Three reliable repeated dose toxicity studies are available for L-leucine, all three assessing the toxicity of L-leucine via oral administration. In the key study (Tsubuki, S.et al, 2004), Sprague-Dawley rats were exposed to 1.25, 2.50 or 5.00% w/w of L-leucine via the diet for a period of 13 weeks. No adverse effects were observed at any tested dose level. Based on the food consumption of the animals, an NOAEL of 3330 mg/kg bw/d (males) and 3840 mg/kg bw/d (females) was calculated.

In the supporting study by Hasegawa, K. (2007), dose levels of up to 15% w/w of L-leucine in the diet were administered to Fisher rats. At the highest dose levels (10-15% w/w L-leucine, corresponding to 8.24 and 12.09 g/kg bw/d, respectively) some effects were observed that suggest a decrease in liver function. However, no organ changes were observed during the gross and histopathological examinations.

 

In the supporting study by Sebestyen, I. (2007), three batches of L-leucine were administered in doses of 2000 mg/kg bw/day during 28 days. Increased glucose and electrolyte (chloride, sodium) concentrations were noted in both sexes. An increased water consumption in all female groups and occasionally kidney weight increase can be related to the changes in serum electrolyte levels. An increased liver weight was noted as well, however no histopathological changes were observed.
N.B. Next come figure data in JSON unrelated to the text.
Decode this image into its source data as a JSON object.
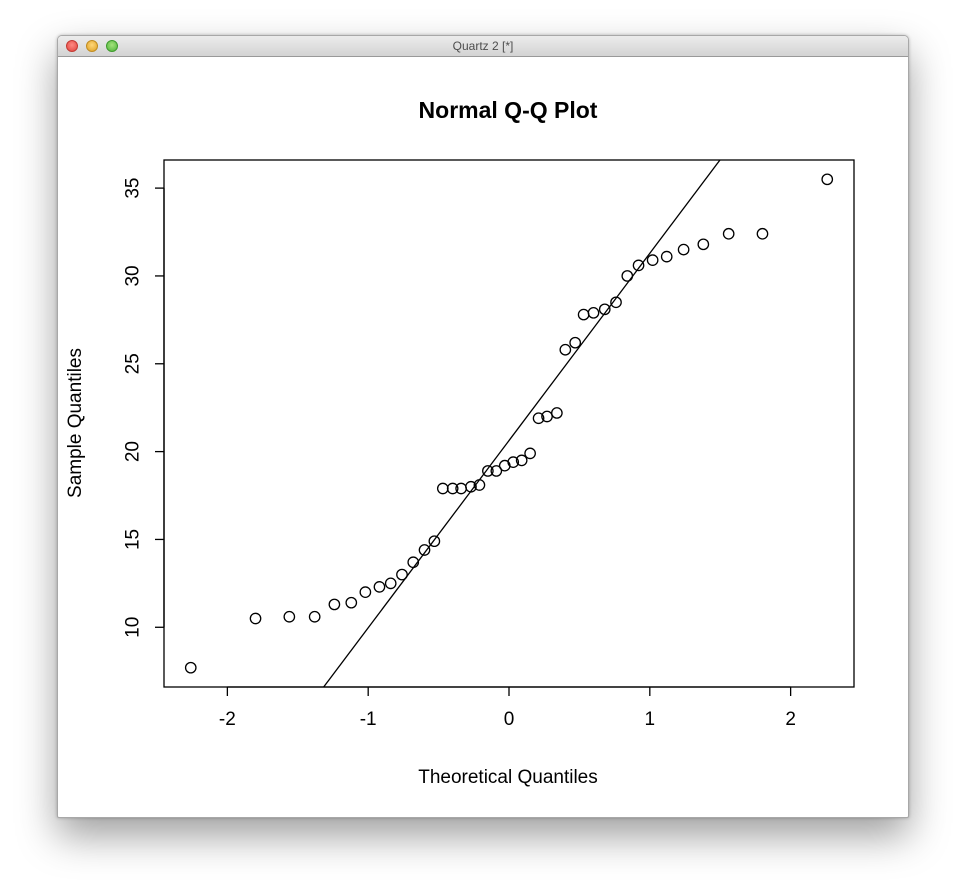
{
  "window": {
    "title": "Quartz 2 [*]"
  },
  "colors": {
    "ink": "#000000",
    "background": "#ffffff"
  },
  "chart_data": {
    "type": "scatter",
    "title": "Normal Q-Q Plot",
    "xlabel": "Theoretical Quantiles",
    "ylabel": "Sample Quantiles",
    "xlim": [
      -2.45,
      2.45
    ],
    "ylim": [
      6.6,
      36.6
    ],
    "x_ticks": [
      -2,
      -1,
      0,
      1,
      2
    ],
    "x_tick_labels": [
      "-2",
      "-1",
      "0",
      "1",
      "2"
    ],
    "y_ticks": [
      10,
      15,
      20,
      25,
      30,
      35
    ],
    "y_tick_labels": [
      "10",
      "15",
      "20",
      "25",
      "30",
      "35"
    ],
    "grid": false,
    "marker": "open-circle",
    "points": [
      {
        "x": -2.26,
        "y": 7.7
      },
      {
        "x": -1.8,
        "y": 10.5
      },
      {
        "x": -1.56,
        "y": 10.6
      },
      {
        "x": -1.38,
        "y": 10.6
      },
      {
        "x": -1.24,
        "y": 11.3
      },
      {
        "x": -1.12,
        "y": 11.4
      },
      {
        "x": -1.02,
        "y": 12.0
      },
      {
        "x": -0.92,
        "y": 12.3
      },
      {
        "x": -0.84,
        "y": 12.5
      },
      {
        "x": -0.76,
        "y": 13.0
      },
      {
        "x": -0.68,
        "y": 13.7
      },
      {
        "x": -0.6,
        "y": 14.4
      },
      {
        "x": -0.53,
        "y": 14.9
      },
      {
        "x": -0.47,
        "y": 17.9
      },
      {
        "x": -0.4,
        "y": 17.9
      },
      {
        "x": -0.34,
        "y": 17.9
      },
      {
        "x": -0.27,
        "y": 18.0
      },
      {
        "x": -0.21,
        "y": 18.1
      },
      {
        "x": -0.15,
        "y": 18.9
      },
      {
        "x": -0.09,
        "y": 18.9
      },
      {
        "x": -0.03,
        "y": 19.2
      },
      {
        "x": 0.03,
        "y": 19.4
      },
      {
        "x": 0.09,
        "y": 19.5
      },
      {
        "x": 0.15,
        "y": 19.9
      },
      {
        "x": 0.21,
        "y": 21.9
      },
      {
        "x": 0.27,
        "y": 22.0
      },
      {
        "x": 0.34,
        "y": 22.2
      },
      {
        "x": 0.4,
        "y": 25.8
      },
      {
        "x": 0.47,
        "y": 26.2
      },
      {
        "x": 0.53,
        "y": 27.8
      },
      {
        "x": 0.6,
        "y": 27.9
      },
      {
        "x": 0.68,
        "y": 28.1
      },
      {
        "x": 0.76,
        "y": 28.5
      },
      {
        "x": 0.84,
        "y": 30.0
      },
      {
        "x": 0.92,
        "y": 30.6
      },
      {
        "x": 1.02,
        "y": 30.9
      },
      {
        "x": 1.12,
        "y": 31.1
      },
      {
        "x": 1.24,
        "y": 31.5
      },
      {
        "x": 1.38,
        "y": 31.8
      },
      {
        "x": 1.56,
        "y": 32.4
      },
      {
        "x": 1.8,
        "y": 32.4
      },
      {
        "x": 2.26,
        "y": 35.5
      }
    ],
    "reference_line": {
      "intercept": 20.63,
      "slope": 10.66
    }
  }
}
The NOAEL derived in the key study was retained to be used for the hazard assessment and classification and labelling.

As this NOAEL can also be used to derive the relevant dermal and/or inhalatory DNELs, and is sufficient for assessing the classification and labelling, further testing of the dermal and inhalatory routes is not required.


Justification for selection of repeated dose toxicity via oral route - systemic effects endpoint:
K1 study according to GLP and OECD guidelines.

Justification for classification or non-classification

No adverse effects were observed upon oral administration of L-leucine up at doses > 3000 mg/kg bw/d during 90 days. As a consequence, classification of L-leucine for Specific Target Organ Toxicity - Repeated Exposure is not required in accordance with the criteria described in Annex I to regulation 1272/2008 (CLP).

Likewise, classification with risk phrase R48 is not required according to the criteria described in Annex VI to Directive 67/548 (DSD).